Trigonometric Identities
Trigonometric identities are essential tools for simplifying complex trigonometric expressions and solving integrals involving trigonometric functions.
In this exercise, we utilize several trigonometric identities to transform the integral into a more manageable form.
In this exercise, we utilize several trigonometric identities to transform the integral into a more manageable form.
- The identity \( \sin^2 y = 1 - \cos^2 y \) helps convert powers of sine into cosine.
- Using \( \cos^2 y = \frac{1 + \cos 2y}{2} \), the integral simplifies further, allowing us to break it down into simpler parts.
Integration by Substitution
Integration by substitution is a fundamental technique in calculus used to find integrals where direct integration is challenging.
It involves substituting a part of the integrand with a single variable, simplifying the expression. This method is particularly useful when dealing with complicated trigonometric expressions.
In this problem, we effectively applied substitution by replacing parts of the trigonometric expression with simpler forms using identities, making the integration process straightforward. Although explicit substitution isn't used, the principle of simplification via substitution plays a critical role.
It involves substituting a part of the integrand with a single variable, simplifying the expression. This method is particularly useful when dealing with complicated trigonometric expressions.
In this problem, we effectively applied substitution by replacing parts of the trigonometric expression with simpler forms using identities, making the integration process straightforward. Although explicit substitution isn't used, the principle of simplification via substitution plays a critical role.
Integral Calculus
Integral calculus deals with finding the antiderivatives of functions, calculating areas under curves, and solving accumulation problems.

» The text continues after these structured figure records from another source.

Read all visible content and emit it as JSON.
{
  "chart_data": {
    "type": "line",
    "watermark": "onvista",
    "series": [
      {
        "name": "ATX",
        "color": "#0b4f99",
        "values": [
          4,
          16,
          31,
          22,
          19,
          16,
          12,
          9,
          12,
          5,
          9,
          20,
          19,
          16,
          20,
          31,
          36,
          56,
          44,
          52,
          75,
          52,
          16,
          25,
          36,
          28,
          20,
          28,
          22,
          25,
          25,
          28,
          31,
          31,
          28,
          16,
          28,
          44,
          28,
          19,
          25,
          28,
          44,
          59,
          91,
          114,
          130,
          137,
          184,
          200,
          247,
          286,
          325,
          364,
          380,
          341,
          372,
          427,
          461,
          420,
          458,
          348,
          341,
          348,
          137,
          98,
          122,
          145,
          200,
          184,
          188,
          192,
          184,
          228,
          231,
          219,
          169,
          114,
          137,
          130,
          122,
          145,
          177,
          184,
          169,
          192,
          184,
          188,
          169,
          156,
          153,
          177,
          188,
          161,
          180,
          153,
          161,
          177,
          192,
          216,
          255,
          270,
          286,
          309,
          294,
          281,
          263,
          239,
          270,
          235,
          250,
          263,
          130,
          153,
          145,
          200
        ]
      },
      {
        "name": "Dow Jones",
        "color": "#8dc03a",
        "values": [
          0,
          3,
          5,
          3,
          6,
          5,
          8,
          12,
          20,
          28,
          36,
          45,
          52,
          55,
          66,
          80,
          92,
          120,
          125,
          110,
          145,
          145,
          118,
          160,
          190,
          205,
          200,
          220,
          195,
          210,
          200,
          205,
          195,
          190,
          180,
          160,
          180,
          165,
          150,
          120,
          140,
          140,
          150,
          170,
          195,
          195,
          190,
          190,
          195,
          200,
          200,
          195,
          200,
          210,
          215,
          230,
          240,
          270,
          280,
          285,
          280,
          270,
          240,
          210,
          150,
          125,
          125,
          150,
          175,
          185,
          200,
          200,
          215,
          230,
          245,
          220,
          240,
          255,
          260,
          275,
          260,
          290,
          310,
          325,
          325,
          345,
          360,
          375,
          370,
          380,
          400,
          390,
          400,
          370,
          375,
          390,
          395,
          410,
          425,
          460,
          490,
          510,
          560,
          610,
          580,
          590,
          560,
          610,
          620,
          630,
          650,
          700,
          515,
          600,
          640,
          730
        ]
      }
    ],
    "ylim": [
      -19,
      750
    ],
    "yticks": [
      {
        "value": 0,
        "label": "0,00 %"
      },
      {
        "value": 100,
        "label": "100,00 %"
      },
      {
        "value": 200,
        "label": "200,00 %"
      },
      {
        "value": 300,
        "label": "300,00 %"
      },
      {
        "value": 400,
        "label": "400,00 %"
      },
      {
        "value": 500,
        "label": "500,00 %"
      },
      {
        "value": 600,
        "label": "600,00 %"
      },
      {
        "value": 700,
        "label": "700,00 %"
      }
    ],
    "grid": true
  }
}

In the exercise, we focus on evaluating definite integrals using integration techniques and trigonometric identities.
In the exercise, we focus on evaluating definite integrals using integration techniques and trigonometric identities.
- The concept of separating an integral into parts allows solving complex integrals as sums of simpler ones.
- By solving each simple integral individually, we then combine the results to obtain the final answer.
Definite Integrals
Definite integrals calculate the area under a curve over a specific interval. They provide exact values unlike indefinite integrals, which offer general solutions with unknown constants.
In this problem, we solved the integral from \(0\) to \(\pi\), which required careful evaluation of simpler integrals within the given interval.
In this problem, we solved the integral from \(0\) to \(\pi\), which required careful evaluation of simpler integrals within the given interval.
- Using definite integrals, we determine exact areas or quantities, such as the total accumulated area under a trigonometric curve over the specified bounds.
- The results are precise, giving a clear and concrete value for the integral's outcome.